Netherlands-based Fokker Techniek (Booth Y39) arrived at EBACE amid its first widebody VIP completion project—an Airbus ACJ330-300 for German charter management company K5 Aviation—now underway at its Aviolanda Aerospace Woensdrecht Airport headquarters. This follows Fokker’s 2020 completion and redelivery for K5 of the first ACJ319neo to enter service.
Fokker co-CEO Roland van Dijk said the Dutch company is “extremely excited to show the market that Fokker Techniek can handle widebody conversions.”
And with its completions and conversions segment expanding, the company “will soon implement more changes to keep up with the continuous growth,” he added. “Our order book demands additional workforce and an increase of in-house activities.”
K5 Aviation chose Fokker for the widebody completion after becoming “accustomed to their skills in previous projects,” said Erik Scheidt, the Munich-based company’s managing director and pilot. He further explained that Fokker is “focused on delivering a great end result.”

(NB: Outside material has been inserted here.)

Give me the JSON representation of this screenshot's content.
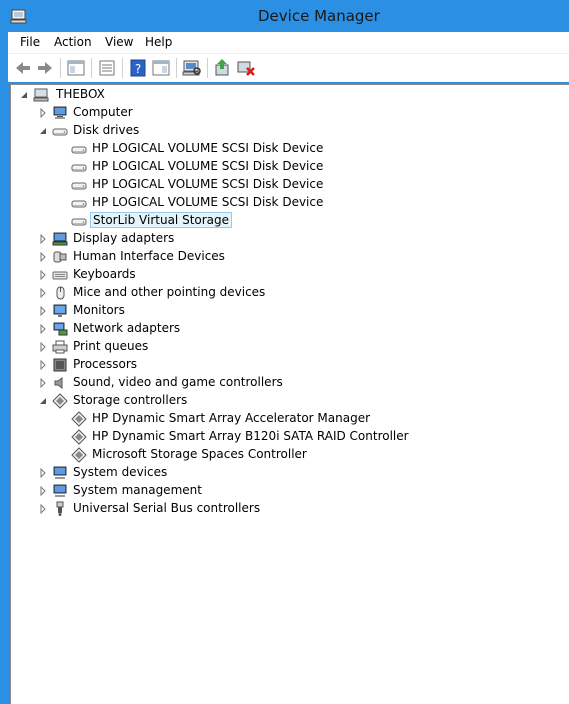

This will be the first VIP-configured A330-300. Built in 2018 with an airline-configured interior, the twinjet was stored for three years until purchased last June by a private buyer and delivered to K5 in December. Airbus announced the sale in February. Redelivery to K5 is slated for 2024, Fokker’s Robert Koolen told AIN.
With several aftermarket VIP conversions of the A330-200 Prestige model flying, the airframe has already established its suitability for the private market. The -300’s longer fuselage (208 feet versus the Prestige’s 193 feet), offers more than 2,600 sq ft of interior space and will become the canvas for what K5 calls a “modern, stylish design.” Available for charter, the twinjet’s 8,650-nm range can link Europe and Australia nonstop.

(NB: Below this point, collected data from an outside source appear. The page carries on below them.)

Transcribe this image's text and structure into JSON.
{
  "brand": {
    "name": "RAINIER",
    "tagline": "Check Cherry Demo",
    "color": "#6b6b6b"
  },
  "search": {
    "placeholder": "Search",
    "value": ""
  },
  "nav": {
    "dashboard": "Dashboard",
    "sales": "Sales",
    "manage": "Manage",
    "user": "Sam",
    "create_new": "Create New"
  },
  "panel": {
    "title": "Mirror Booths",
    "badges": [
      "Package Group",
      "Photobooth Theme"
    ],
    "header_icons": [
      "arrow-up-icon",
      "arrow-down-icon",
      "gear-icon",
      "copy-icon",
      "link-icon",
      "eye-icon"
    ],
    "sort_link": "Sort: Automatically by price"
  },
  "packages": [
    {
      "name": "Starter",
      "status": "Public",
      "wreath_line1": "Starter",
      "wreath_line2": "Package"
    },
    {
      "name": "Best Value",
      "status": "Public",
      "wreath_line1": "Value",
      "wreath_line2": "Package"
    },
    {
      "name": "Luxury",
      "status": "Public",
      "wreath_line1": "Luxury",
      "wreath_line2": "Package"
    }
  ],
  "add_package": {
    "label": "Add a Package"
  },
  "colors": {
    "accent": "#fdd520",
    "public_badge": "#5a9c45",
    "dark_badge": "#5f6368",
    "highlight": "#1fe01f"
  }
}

With the ACJ330 project in its hangar, the company is doing “three [projects] in parallel,” counting a BBJ refurbishment and a special-missions completion also underway. This attests to Fokker Techniek's robust growth in capabilities since its first completion in 2005, Koolen said. So does the completion performed under contract to Boeing for the Dutch government’s BBJ, PH-GOV, redelivered in June 2019—just after the last-held EBACE.
With the BBJ judged as the best replacement for the line of Fokker aircraft (F27, F28, F70) that long transported the Dutch Royal Family and government officials, Boeing and Fokker teamed on the joint, winning proposal for the completion. For this project, Robin Dunlop, founding partner at Altea, provided the “aesthetic design” and Fokker handled the design engineering, procurement, integration, and certification portions of the aircraft’s 26-passenger Interior.

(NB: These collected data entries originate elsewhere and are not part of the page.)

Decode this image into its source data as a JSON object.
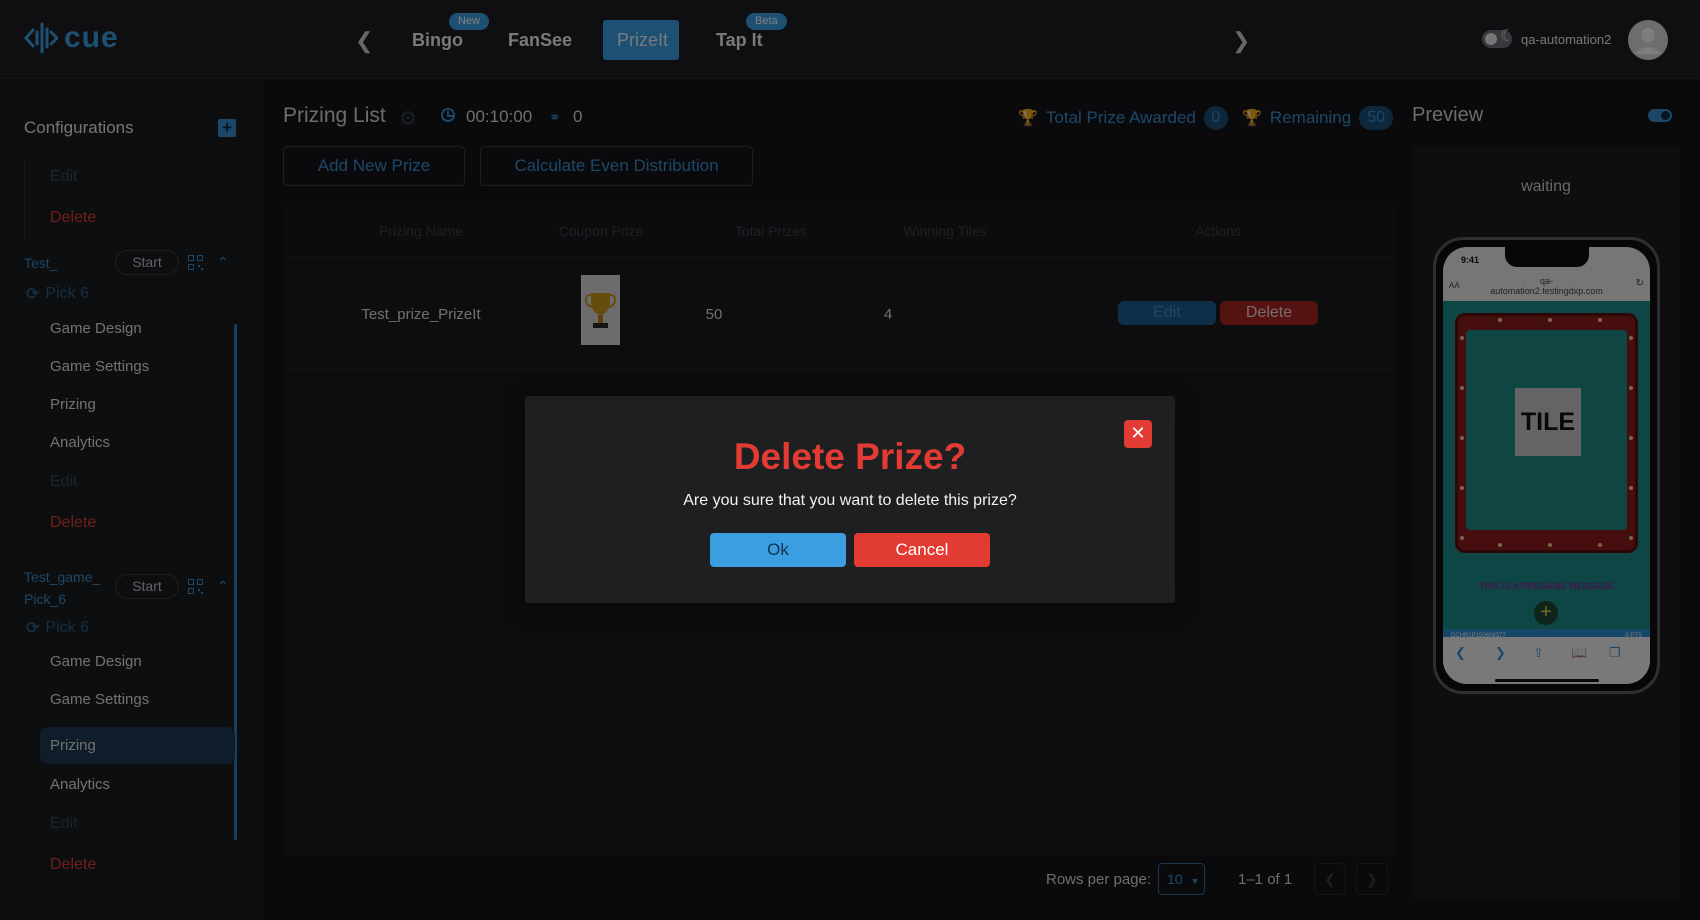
{
  "brand": {
    "logo_text": "cue",
    "accent": "#3aa0e6",
    "danger": "#e23b34"
  },
  "topnav": {
    "tabs": [
      {
        "label": "Bingo",
        "badge": "New"
      },
      {
        "label": "FanSee",
        "badge": ""
      },
      {
        "label": "PrizeIt",
        "badge": "",
        "active": true
      },
      {
        "label": "Tap It",
        "badge": "Beta"
      }
    ],
    "username": "qa-automation2"
  },
  "sidebar": {
    "heading": "Configurations",
    "top_items": {
      "edit": "Edit",
      "delete": "Delete"
    },
    "groups": [
      {
        "title": "Test_",
        "start": "Start",
        "game": "Pick 6",
        "items": [
          "Game Design",
          "Game Settings",
          "Prizing",
          "Analytics"
        ],
        "edit": "Edit",
        "delete": "Delete"
      },
      {
        "title_line1": "Test_game_",
        "title_line2": "Pick_6",
        "start": "Start",
        "game": "Pick 6",
        "items": [
          "Game Design",
          "Game Settings",
          "Prizing",
          "Analytics"
        ],
        "selected": "Prizing",
        "edit": "Edit",
        "delete": "Delete"
      }
    ]
  },
  "main": {
    "title": "Prizing List",
    "timer": "00:10:00",
    "players": "0",
    "total_awarded_label": "Total Prize Awarded",
    "total_awarded": "0",
    "remaining_label": "Remaining",
    "remaining": "50",
    "add_button": "Add New Prize",
    "calc_button": "Calculate Even Distribution",
    "table": {
      "headers": [
        "Prizing Name",
        "Coupon Prize",
        "Total Prizes",
        "Winning Tiles",
        "Actions"
      ],
      "rows": [
        {
          "name": "Test_prize_PrizeIt",
          "total": "50",
          "winning": "4",
          "edit": "Edit",
          "delete": "Delete"
        }
      ]
    },
    "pager": {
      "rows_label": "Rows per page:",
      "rows_value": "10",
      "range": "1–1 of 1"
    }
  },
  "preview": {
    "title": "Preview",
    "status": "waiting",
    "phone": {
      "time": "9:41",
      "url_line1": "qa-",
      "url_line2": "automation2.testingdxp.com",
      "text_size": "AA",
      "tile": "TILE",
      "message": "THIS IS A PREGAME MESSAGE",
      "player_id": "DCHR1P150608377",
      "points": "0 PTS"
    }
  },
  "modal": {
    "title": "Delete Prize?",
    "message": "Are you sure that you want to delete this prize?",
    "ok": "Ok",
    "cancel": "Cancel"
  }
}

The modern, functional cabin features a professional business look with Dutch-inspired accents, including the stitching applied in the seats and interior lining panels, an interior palette of Dutch government blue with orange and Delft blue accents, and drawers and closets covered in orange ultra-suede.
Behind the scenes, modern communication, entertainment, cabin management, and environmental systems, along with a unique integrated speaker audio system developed with the University of Twente, ensure en route comfort and productivity. Additionally, lightweight soundproofing and interior materials provide significant cabin noise reduction at an interior weight well below design targets.
Long-range fuel tanks allow nonstop flights to overseas Netherlands territories, and a large-capacity shower in the bathroom lets passengers arrive freshened up. For enhanced interior safety, a Fokker-developed camera system allows crewmembers to monitor the cabin while seated during taxi, takeoff, and landing.
Boeing and Fokker previously partnered to develop the Skyview Panoramic Window for the BBJ, which at 4.5 feet by 1.5 feet would be the equivalent size of three existing 737 windows together, offering “an unparalleled perspective of the world,” in the partners’ words. Plans called for the panoramic window's certification on all BBJ Max models and as retrofits for BBJ and BBJ2 jets. Though development ended before the panoramic window’s planned debut date in 2018, the concept is still alive, Koolen said. “It's something the markets really would like to have.”
The panoramic window would be situated aft of the wing with multiple potential locations available based on the model. “Technically, it still has some challenges and some investments in studies and testing needed,” Koolen said. “That's on our list of innovations that we need to flesh out."
Fokker also arrived in Geneva under new ownership, with Dutch investment company Panta Holdings having acquired Fokker Techniek—and sister company Fokker Services—from Fokker Technologies/GKN Aerospace last April. Panta’s aerospace portfolio includes a majority stake in Canadian-listed airframe components parts and repair service Avcorp Industries and Netherlands Aircraft, a startup developer of a Fokker 100-based regional jet.